Left a few comments, pretty ok with it but allowing buckets to become mutable makes me a bit nervous. It was previously just contained to Sigterms and still not great, but now it'll "leak" to the whole terms family. We've had some hairy bugs in the past due to buckets being mutable (accidentally get's changed during reduction, or not understand that the bucket isn't "final" until later, etc).
It cleans up a lot of not-so-nice bits, so I don't want to throw the baby out with the bath water, but did want to mention it in case you had an idea. Not sure it'll be possible to "fix" since sigterms needs that functionality as it's currently designed.
|
|
||
| abstract Supplier<B> emptyBucketBuilder(long owningBucketOrd); | ||
|
|
||
| abstract void updateBucket(B spare, BucketOrdsEnum ordsEnum, long docCount) throws IOException; |
There was a problem hiding this comment.
Could we slap a TODO/warning on this? I put a warning on the old updateScore() method because it violates the bucket immutability that pretty much all other aggs have, and can lead to some really subtle bugs if you're not careful. And the new setup means it could affect any of the terms aggs, not just sigterms, so the surface area of accidental misuse is a lot larger.
There was a problem hiding this comment.
All of the buckets for all of the terms family are mutable. They all use that PriorityQueue/spare/updateTop stuff.
There was a problem hiding this comment.
Yeah, you're right I think I confused myself, mixing up the reason for that warning. I think it might have come about from Rollup or a pipeline issue because the score is only updated/added at reduction and not ctor, so anyone artificially creating/recreating a bucket will get bad data.
or something, but yeah you're right, term family buckets are already mutable 👍
| return result; | ||
| } | ||
|
|
||
| abstract String describe(); |
There was a problem hiding this comment.
Could we add some light javadocs to a few of these abstract methods? Still working through them so perhaps they are self-explanatory in code (or by method name). buildResult / buildBuckets buildSubAggs / buildResult / buildEmptyResult, etc
| * Lookup frequencies for terms. | ||
| */ | ||
| private static class LookupBackgroundFrequencies implements BackgroundFrequencies { | ||
| // TODO a reference to the factory is weird - probably should be reference to what we need from it. |
| boolean collectsFromSingleBucket, | ||
| Map<String, Object> metadata) throws IOException { | ||
|
|
||
| assert collectsFromSingleBucket; |
There was a problem hiding this comment.
Should we just throw an exception here? I'm assuming relatively bad things happen if this condition is violated and the user will get garbage results (or a different exception)?

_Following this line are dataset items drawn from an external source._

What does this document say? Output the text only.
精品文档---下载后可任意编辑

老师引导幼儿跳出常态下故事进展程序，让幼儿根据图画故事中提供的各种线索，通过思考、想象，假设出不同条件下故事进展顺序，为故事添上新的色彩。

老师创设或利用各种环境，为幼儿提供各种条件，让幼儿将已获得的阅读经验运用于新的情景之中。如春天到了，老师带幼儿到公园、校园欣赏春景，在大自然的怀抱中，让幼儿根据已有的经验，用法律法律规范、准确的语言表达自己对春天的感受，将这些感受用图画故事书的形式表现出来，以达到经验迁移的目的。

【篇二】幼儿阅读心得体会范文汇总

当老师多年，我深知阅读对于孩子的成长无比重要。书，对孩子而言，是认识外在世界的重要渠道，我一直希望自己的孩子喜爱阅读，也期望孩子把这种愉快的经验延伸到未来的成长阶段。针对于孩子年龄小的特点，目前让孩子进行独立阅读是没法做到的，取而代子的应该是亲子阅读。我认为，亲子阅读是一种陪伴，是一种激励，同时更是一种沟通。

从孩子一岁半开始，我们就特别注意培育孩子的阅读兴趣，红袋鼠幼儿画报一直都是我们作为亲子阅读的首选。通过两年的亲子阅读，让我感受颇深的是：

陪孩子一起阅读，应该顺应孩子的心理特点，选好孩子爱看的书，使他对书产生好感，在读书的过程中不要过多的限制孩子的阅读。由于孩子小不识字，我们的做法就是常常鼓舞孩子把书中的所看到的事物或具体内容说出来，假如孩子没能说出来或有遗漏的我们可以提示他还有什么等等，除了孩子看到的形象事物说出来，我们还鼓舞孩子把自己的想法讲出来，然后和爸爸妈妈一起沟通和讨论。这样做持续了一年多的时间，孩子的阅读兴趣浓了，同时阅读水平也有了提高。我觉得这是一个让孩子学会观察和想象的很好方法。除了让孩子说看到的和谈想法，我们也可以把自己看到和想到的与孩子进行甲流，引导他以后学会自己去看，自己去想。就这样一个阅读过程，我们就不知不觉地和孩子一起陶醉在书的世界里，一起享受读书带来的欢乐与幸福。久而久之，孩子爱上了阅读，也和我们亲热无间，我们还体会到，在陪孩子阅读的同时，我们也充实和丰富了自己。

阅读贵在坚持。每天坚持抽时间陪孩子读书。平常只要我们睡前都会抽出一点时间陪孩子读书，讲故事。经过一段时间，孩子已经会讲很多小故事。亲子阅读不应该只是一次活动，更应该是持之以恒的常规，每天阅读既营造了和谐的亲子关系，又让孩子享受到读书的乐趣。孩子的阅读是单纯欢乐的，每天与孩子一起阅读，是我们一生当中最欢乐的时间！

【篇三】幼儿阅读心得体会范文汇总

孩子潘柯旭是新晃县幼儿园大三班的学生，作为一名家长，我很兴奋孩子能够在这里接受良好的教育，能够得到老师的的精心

There was a problem hiding this comment.
Garbage, I think. It enforced by the code below and it mirrors what we do with terms. And I plan to drop it before release anyway, but I can certainly switch it. Because plans don't always work out.
There was a problem hiding this comment.
Ok, cool. If it's enforced already no big deal 👍
) This saves memory when running numeric significant terms which are not at the top level by merging its collection into numeric terms and relying on the optimization that we made in elastic#55873.
This saves memory when running numeric significant terms which are not
at the top level by merging its collection into numeric terms and relying
on the optimization that we made in #55873.